Launched in 2011, the Doha Round of negotiations have remained virtually stalled since July 2008...
It is always a clinical surgery at WTO where a patient can die if you miss the target, says its Chief Roberto Azevedo, which probably explains why the 20- year-old global body could seal its first major trade pact in 2014 after a never-seen-before deal between India and the US.
The differences between the rich and developing nations have always been at the core of the World Trade Organisation, set up in 1995 to facilitate greater trade flows across the world, and it came as a major breakthrough when the US and India reached a deal over food security issues in 2014.
It was this deal that eventually facilitated the first ever major trade pact at the WTO and India is now looking forward to push for the long-pending Doha agenda at the global trade body in 2015.
Launched in 2011, the Doha Round of negotiations have remained virtually stalled since July 2008 when the trade ministers’ meeting in Geneva collapsed due to differences between the rich and the developing nations.
The deadlock mainly emerged on the issue of protection for farmers in developing countries and duty cut on industrial goods.
The year 2014 also saw a never-seen-before bonhomie between India and the US, who have been staunch opponents at this global forum for years but managed to seal a deal between them to facilitate the long-stalled Trade Facilitation Agreement at the WTO that seeks to reduce transactions cost and ease global customs norm for global trade.
WTO Director-General Roberto Azevedo said the agreement between India and the US was key to get the multilateral trading system back on track and gave him a basis to intensify his consultations with other WTO members.
For 2015, he has said it is going to be a big year for the WTO with the celebration of its 20th anniversary and the holding of its 10th Ministerial Conference.
Azevedo also said that “we have real deadlines to meet”, including developing the work programme on the remaining Doha Round issues by the end of July 2015.
Looking ahead, India also wants to bring back the long-stalled Doha round on the table.
“Doha agenda will be back on tables (in 2015) and we will push for that,” Commerce Secretary Rajeev Kher said.
Biswajit Dhar, Professor, Centre for Economic Studies and Planning, Jawaharlal Nehru University also said that there are a number of pending issues under the Doha Round of talks which India would like to bring on the table next year.
“There are some substantive issues related with agriculture, services and intellectual property rights (IPR).
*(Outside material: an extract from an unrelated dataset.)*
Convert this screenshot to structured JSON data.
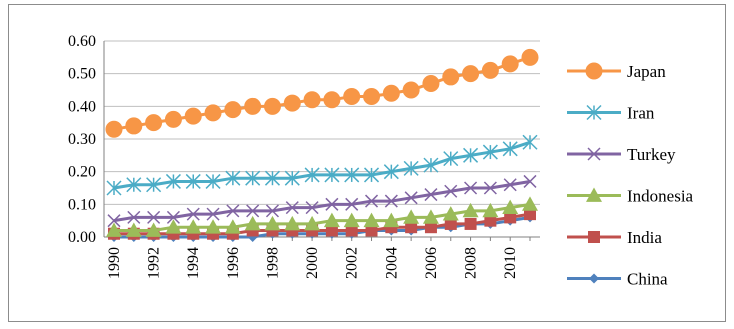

India should also have to look at the Post-Bali work programme. We have to see how effectively we can raise these issues,” Dhar said.
The objective of the Doha agenda is to reduce trade barriers across the globe and facilitate trade. The main pending issues include agriculture (export subsidies, cotton and fishery subsidies), IPR, market access and services.
While India wants developed countries to drastically reduce agri subsidies and relax visa norms for its professionals, the rich nations are asking for significant reduction in industrial good tariffs and further strengthening of patent laws. India also wants to resolve issues of the Least Developed Countries (LDCs).
As per estimates, the US provided about USD 4 billion of support to their agricultural producers under the category of Current Total Aggregate Measurement of Support (i.e. support considered under WTO classification as trade-distorting) and USD 120 billion as Green Box support (non-trade-distorting).
Similarly, the European Union provided 9 billion euro as Current Total Aggregate Measurement of Support and about 64 billion euro as Green Box support.
There is also a proposal to eliminate tariffs on a list of environmental goods, which has not been supported by India and some other developing countries.
As part of the sectoral negotiations, the US wants developing countries, including India, to reduce their tariffs on chemicals, industrial engineering goods, and electricals and electronics, bringing them close to zero.
2014 will still remain an important year for the WTO as member nations agreed for a global trade reform deal.
The pact was dear to developed nations such as the US and Europe as they are struggling to bring back their sagging economy on the growth trajectory.
As per the pact, no country will challenge food stockpiling issue programme of developing nations, including India, at the WTO till a permanent solution is found on the matter.
Further, implementation of the TFA would also come up in 2015. “The Union cabinet would ratify the agreement first and then the pact would be implemented,” an official said.
But the real work may remain challenging for WTO in the new year as well and justify its description by Azevedo who once famously said, “At the WTO, it’s never a general surgery. It’s always a very specific, clinical, precise surgery – and you can’t miss the target. If you miss the target, you kill the patient. It’s as simple as that.”